MME abre consulta pública do POTEE 2026 para expansão da transmissão
O Ministério de Minas e Energia (MME) abriu consulta pública para o Plano de Outorgas de Transmissão de Energia Elétrica (POTEE) 2026, que propõe reforços e expansões na rede básica e demais instalações do Sistema Interligado Nacional (SIN). O documento, que inclui o estratégico Bipolo Nordeste II, servirá de base para futuros leilões e autorizações da Aneel.
O Ministério de Minas e Energia (MME) disponibilizou nesta terça-feira (14/7) o Plano de Outorgas de Transmissão de Energia Elétrica (POTEE) 2026 – Ampliações e Reforços – Rede Básica e Demais Instalações de Transmissão (1ª emissão) para consulta pública.

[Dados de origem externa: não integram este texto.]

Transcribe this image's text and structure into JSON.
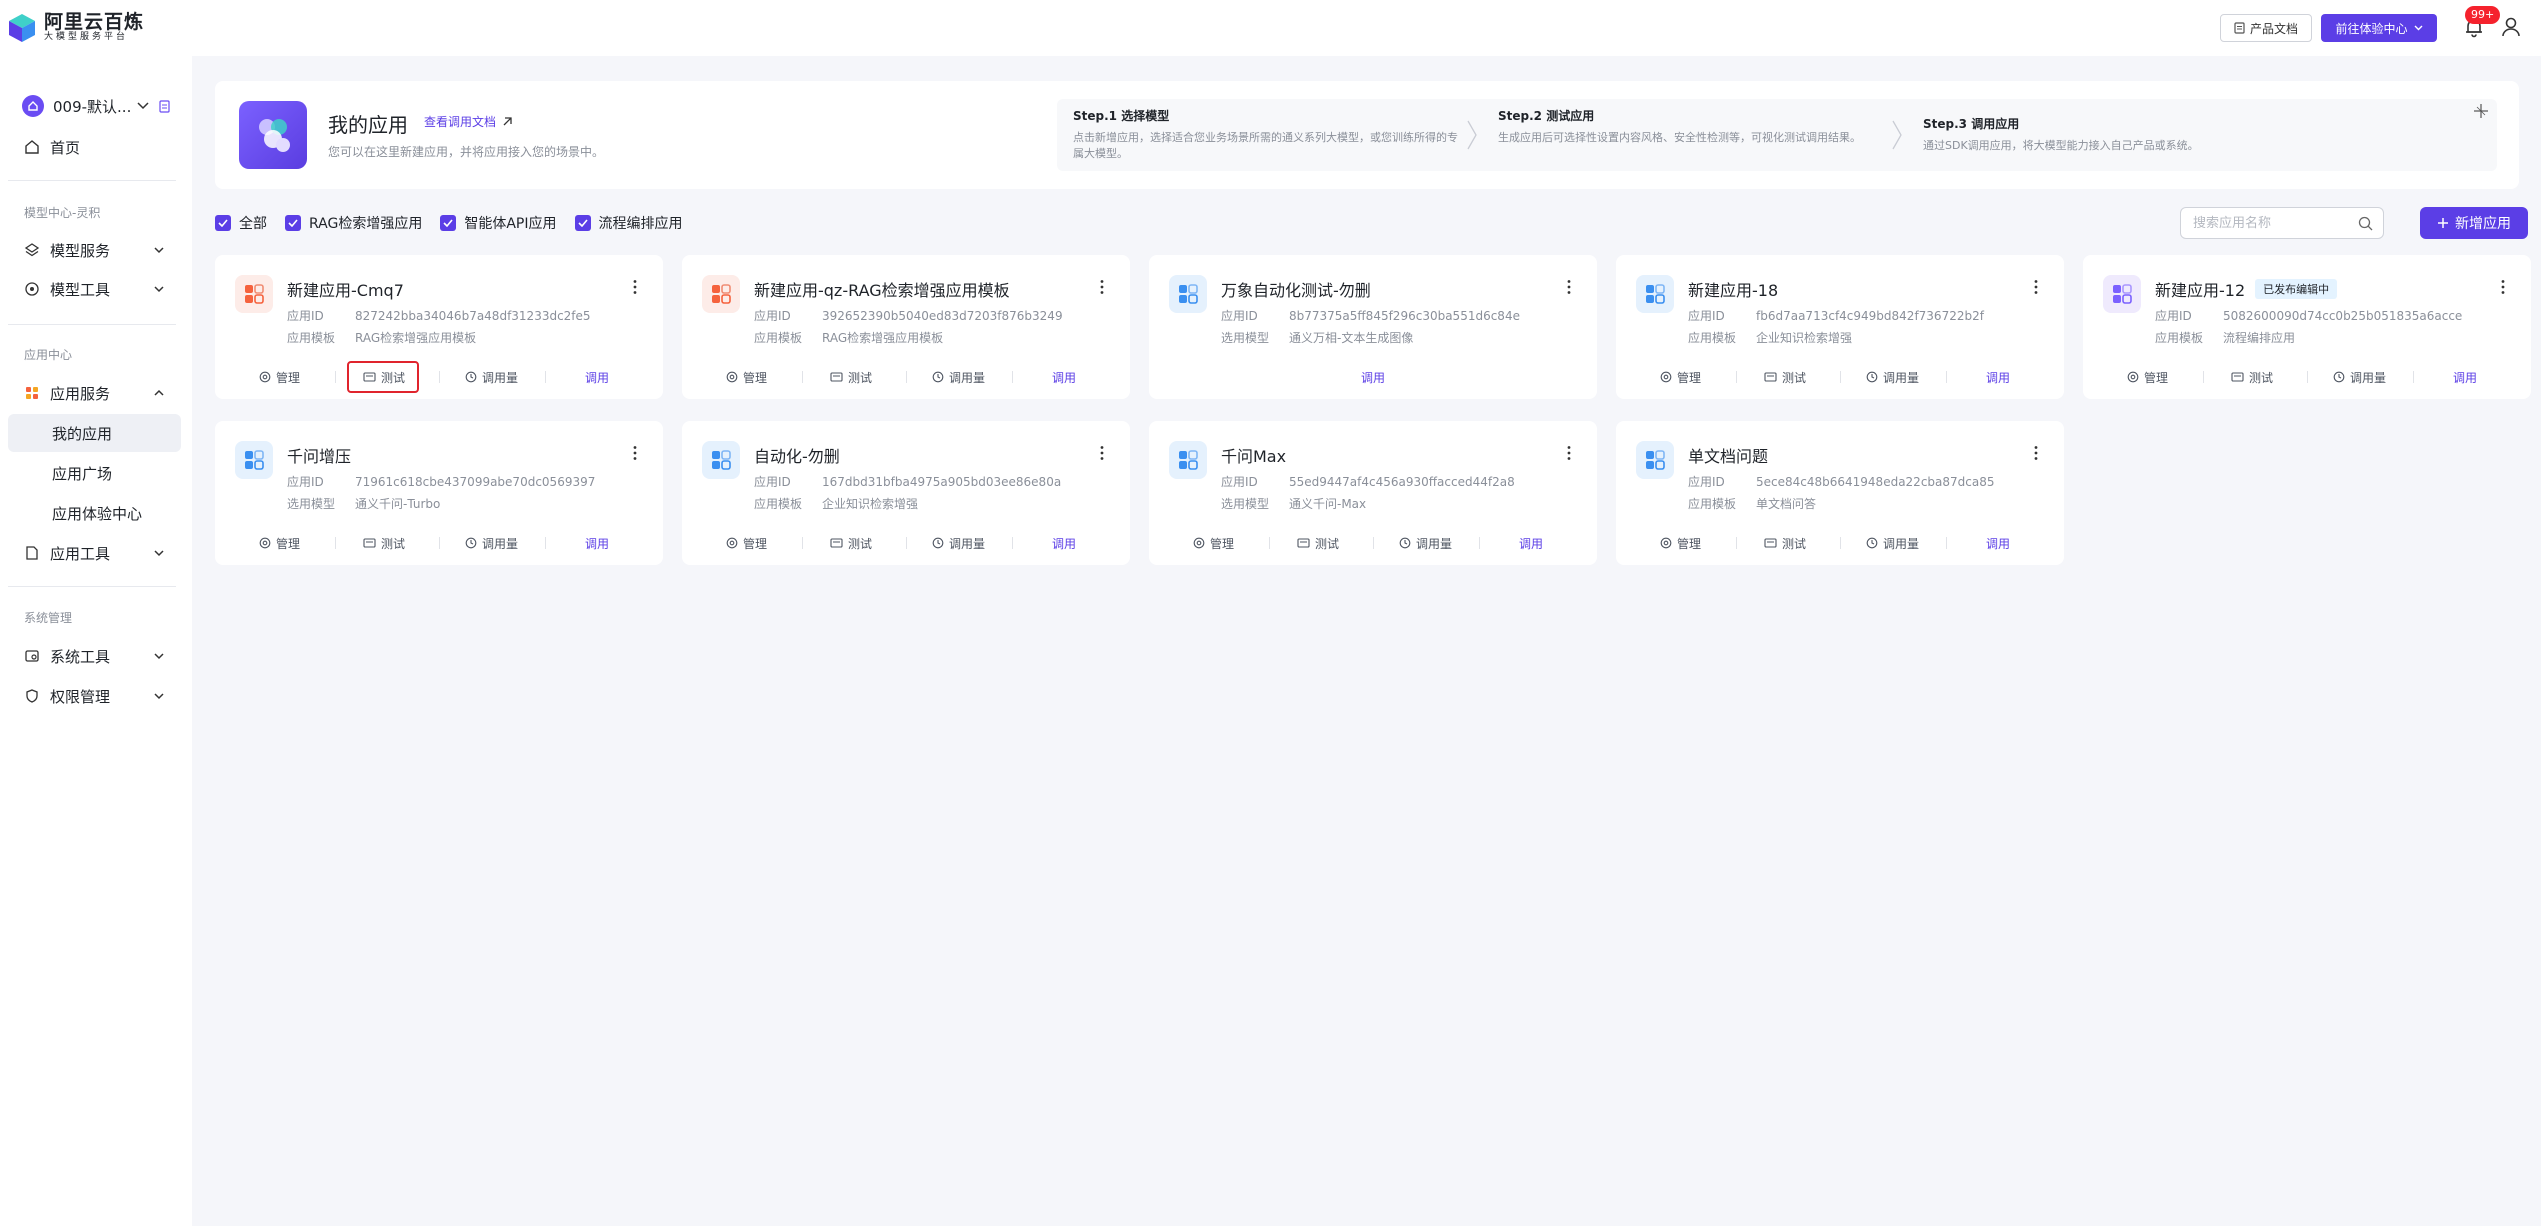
{
  "header": {
    "logo_title": "阿里云百炼",
    "logo_sub": "大模型服务平台",
    "docs_label": "产品文档",
    "experience_label": "前往体验中心",
    "notif_badge": "99+"
  },
  "sidebar": {
    "workspace": "009-默认...",
    "home": "首页",
    "section1": "模型中心-灵积",
    "model_service": "模型服务",
    "model_tools": "模型工具",
    "section2": "应用中心",
    "app_service": "应用服务",
    "my_apps": "我的应用",
    "app_square": "应用广场",
    "app_experience": "应用体验中心",
    "app_tools": "应用工具",
    "section3": "系统管理",
    "system_tools": "系统工具",
    "permission": "权限管理"
  },
  "hero": {
    "title": "我的应用",
    "link": "查看调用文档",
    "desc": "您可以在这里新建应用，并将应用接入您的场景中。",
    "steps": [
      {
        "title": "Step.1 选择模型",
        "desc": "点击新增应用，选择适合您业务场景所需的通义系列大模型，或您训练所得的专属大模型。"
      },
      {
        "title": "Step.2 测试应用",
        "desc": "生成应用后可选择性设置内容风格、安全性检测等，可视化测试调用结果。"
      },
      {
        "title": "Step.3 调用应用",
        "desc": "通过SDK调用应用，将大模型能力接入自己产品或系统。"
      }
    ]
  },
  "filters": [
    "全部",
    "RAG检索增强应用",
    "智能体API应用",
    "流程编排应用"
  ],
  "search_placeholder": "搜索应用名称",
  "new_app_label": "新增应用",
  "actions": {
    "manage": "管理",
    "test": "测试",
    "usage": "调用量",
    "call": "调用"
  },
  "cards": [
    {
      "title": "新建应用-Cmq7",
      "id_label": "应用ID",
      "id": "827242bba34046b7a48df31233dc2fe5",
      "t_label": "应用模板",
      "t_value": "RAG检索增强应用模板",
      "icon": "red"
    },
    {
      "title": "新建应用-qz-RAG检索增强应用模板",
      "id_label": "应用ID",
      "id": "392652390b5040ed83d7203f876b3249",
      "t_label": "应用模板",
      "t_value": "RAG检索增强应用模板",
      "icon": "red"
    },
    {
      "title": "万象自动化测试-勿删",
      "id_label": "应用ID",
      "id": "8b77375a5ff845f296c30ba551d6c84e",
      "t_label": "选用模型",
      "t_value": "通义万相-文本生成图像",
      "icon": "blue"
    },
    {
      "title": "新建应用-18",
      "id_label": "应用ID",
      "id": "fb6d7aa713cf4c949bd842f736722b2f",
      "t_label": "应用模板",
      "t_value": "企业知识检索增强",
      "icon": "blue"
    },
    {
      "title": "新建应用-12",
      "tag": "已发布编辑中",
      "id_label": "应用ID",
      "id": "5082600090d74cc0b25b051835a6acce",
      "t_label": "应用模板",
      "t_value": "流程编排应用",
      "icon": "purple"
    },
    {
      "title": "千问增压",
      "id_label": "应用ID",
      "id": "71961c618cbe437099abe70dc0569397",
      "t_label": "选用模型",
      "t_value": "通义千问-Turbo",
      "icon": "blue"
    },
    {
      "title": "自动化-勿删",
      "id_label": "应用ID",
      "id": "167dbd31bfba4975a905bd03ee86e80a",
      "t_label": "应用模板",
      "t_value": "企业知识检索增强",
      "icon": "blue"
    },
    {
      "title": "千问Max",
      "id_label": "应用ID",
      "id": "55ed9447af4c456a930ffacced44f2a8",
      "t_label": "选用模型",
      "t_value": "通义千问-Max",
      "icon": "blue"
    },
    {
      "title": "单文档问题",
      "id_label": "应用ID",
      "id": "5ece84c48b6641948eda22cba87dca85",
      "t_label": "应用模板",
      "t_value": "单文档问答",
      "icon": "blue"
    }
  ]
}
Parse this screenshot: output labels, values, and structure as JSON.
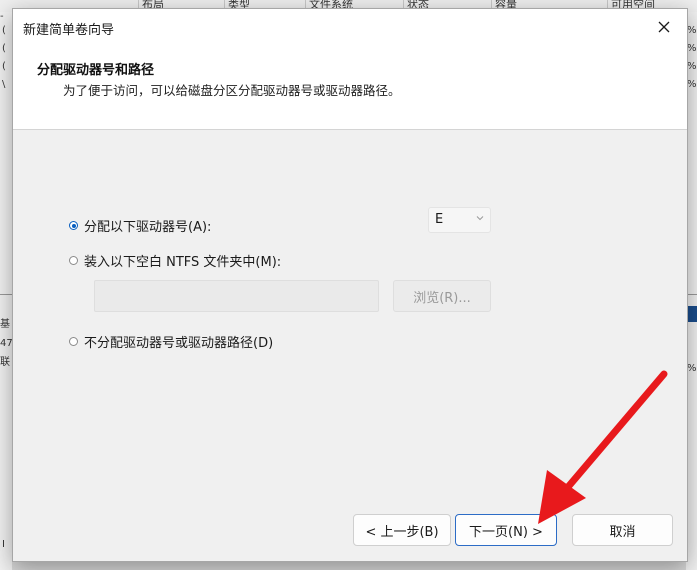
{
  "background": {
    "columns": [
      "布局",
      "类型",
      "文件系统",
      "状态",
      "容量",
      "可用空间"
    ],
    "left_glyphs": [
      "-",
      "(",
      "(",
      "(",
      "\\",
      "基",
      "47",
      "联",
      "I"
    ],
    "right_glyphs": [
      "%",
      "%",
      "%",
      "%",
      "%"
    ]
  },
  "dialog": {
    "title": "新建简单卷向导",
    "header_title": "分配驱动器号和路径",
    "header_subtitle": "为了便于访问，可以给磁盘分区分配驱动器号或驱动器路径。",
    "options": {
      "assign_letter": "分配以下驱动器号(A):",
      "mount_folder": "装入以下空白 NTFS 文件夹中(M):",
      "no_assign": "不分配驱动器号或驱动器路径(D)"
    },
    "selected_option": "assign_letter",
    "drive_letter": "E",
    "folder_path": "",
    "browse_label": "浏览(R)...",
    "buttons": {
      "back": "< 上一步(B)",
      "next": "下一页(N) >",
      "cancel": "取消"
    }
  },
  "colors": {
    "accent": "#0a5fbf",
    "annotation_arrow": "#e8191c"
  }
}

Os interessados têm 30 dias, até 13 de agosto, para enviar contribuições por meio do site oficial do MME, consolidando recomendações técnicas para a infraestrutura de transmissão do Sistema Interligado Nacional (SIN).
Entre as propostas do POTEE 2026, destaca-se o Bipolo Nordeste II, uma nova interligação em corrente contínua entre as regiões Nordeste e Sudeste. O projeto prevê a utilização da tecnologia HVDC-VSC, que eleva o controle do fluxo elétrico, reforça a estabilidade do sistema e facilita a integração de fontes renováveis, como a eólica e a solar. Além disso, a iniciativa busca preparar o SIN para o crescimento da demanda de cargas eletrointensivas, como data centers e empreendimentos de produção de hidrogênio de baixo carbono.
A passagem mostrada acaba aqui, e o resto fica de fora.